AI is Dunning-Kruger as a service
Dunning–Kruger vs What AI Actually Does
- Multiple commenters argue the title misapplies Dunning–Kruger: the original research is about people misjudging their own competence, not about being fed incorrect information.
- Others say the DK meme has devolved into a generic insult (“too dumb to know they’re dumb”) and is being used that way against AI users.
- Several point to Gell-Mann amnesia / Knoll’s Law as a better frame: people see AI be wrong in domains they know, but still trust it in domains they don’t.
How LLMs Mislead (and Who’s at Fault)
- Strong theme: LLMs answer with high confidence, making it hard for non-experts to spot errors; this is framed as “being fooled” rather than “being a fool.”
- Some say it’s unreasonable to expect every user to reliably detect mistakes, especially when tools are marketed as search replacements.
- Others insist it’s foolish to treat any LLM output as fact and place responsibility on users to verify.
“Safe” vs “Unsafe” Use Cases
- Many see LLMs as fine for low‑stakes or “lorem ipsum” tasks: placeholder images, mock dashboards, quick scripts, game character names, boilerplate code.
- Pushback: even “small” uses (images with extra fingers, insecure dashboards) can signal sloppiness or introduce real risks.
- Several developers report huge productivity gains for refactoring, test conversion, bug-hunting, and tedious plumbing—provided you already understand the domain and review outputs carefully.
Regulation, Access, and Externalities
- One proposal: regulate AI use like vehicles, with licenses or aptitude checks. Counterargument: enforcing that would require totalitarian‑style surveillance, especially with local models.
- Some worry about environmental and societal externalities (CO₂, spam, scams, dependence on AI); others see these as outweighed by potential “civilizational payoffs.”

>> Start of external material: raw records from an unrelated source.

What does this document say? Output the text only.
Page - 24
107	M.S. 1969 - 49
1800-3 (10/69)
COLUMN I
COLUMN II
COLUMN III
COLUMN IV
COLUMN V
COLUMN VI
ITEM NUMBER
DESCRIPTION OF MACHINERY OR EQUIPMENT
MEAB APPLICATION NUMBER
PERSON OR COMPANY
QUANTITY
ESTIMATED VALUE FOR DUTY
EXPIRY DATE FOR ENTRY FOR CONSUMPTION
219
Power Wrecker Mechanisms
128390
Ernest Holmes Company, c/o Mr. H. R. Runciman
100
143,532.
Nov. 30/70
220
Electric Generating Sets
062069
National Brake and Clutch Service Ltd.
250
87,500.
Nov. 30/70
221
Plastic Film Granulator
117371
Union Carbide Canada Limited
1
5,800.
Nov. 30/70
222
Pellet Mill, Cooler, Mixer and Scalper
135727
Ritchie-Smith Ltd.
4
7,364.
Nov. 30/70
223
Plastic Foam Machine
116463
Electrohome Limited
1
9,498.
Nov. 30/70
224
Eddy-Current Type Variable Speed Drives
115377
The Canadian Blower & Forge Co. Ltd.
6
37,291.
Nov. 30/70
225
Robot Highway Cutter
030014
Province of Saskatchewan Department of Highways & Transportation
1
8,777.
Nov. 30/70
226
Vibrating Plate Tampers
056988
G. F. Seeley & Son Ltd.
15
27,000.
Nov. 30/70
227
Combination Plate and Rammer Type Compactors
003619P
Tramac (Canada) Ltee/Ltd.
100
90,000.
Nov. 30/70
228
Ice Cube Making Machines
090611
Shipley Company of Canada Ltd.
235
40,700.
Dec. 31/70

Debating the Science of Dunning–Kruger
- Long subthreads dissect the original DK paper: small samples, questionable tasks (e.g., joke rating), and claims it may be partly statistical artifact.
- Several note that popular DK graphs about confidence over time don’t actually match the original data and may be pop-psych oversimplifications.
- Meta‑irony is noted: misusing DK to critique AI may itself be a DK-like overconfidence about the effect.
Impact on Expertise and Power
- Some see AI as “Brandolini’s Law as a service”: it floods organizations with plausible nonsense that experts must then debunk.
- Others worry AI will let incompetent leaders bypass experts with “good enough” answers, reinforcing existing power structures and eroding real competence.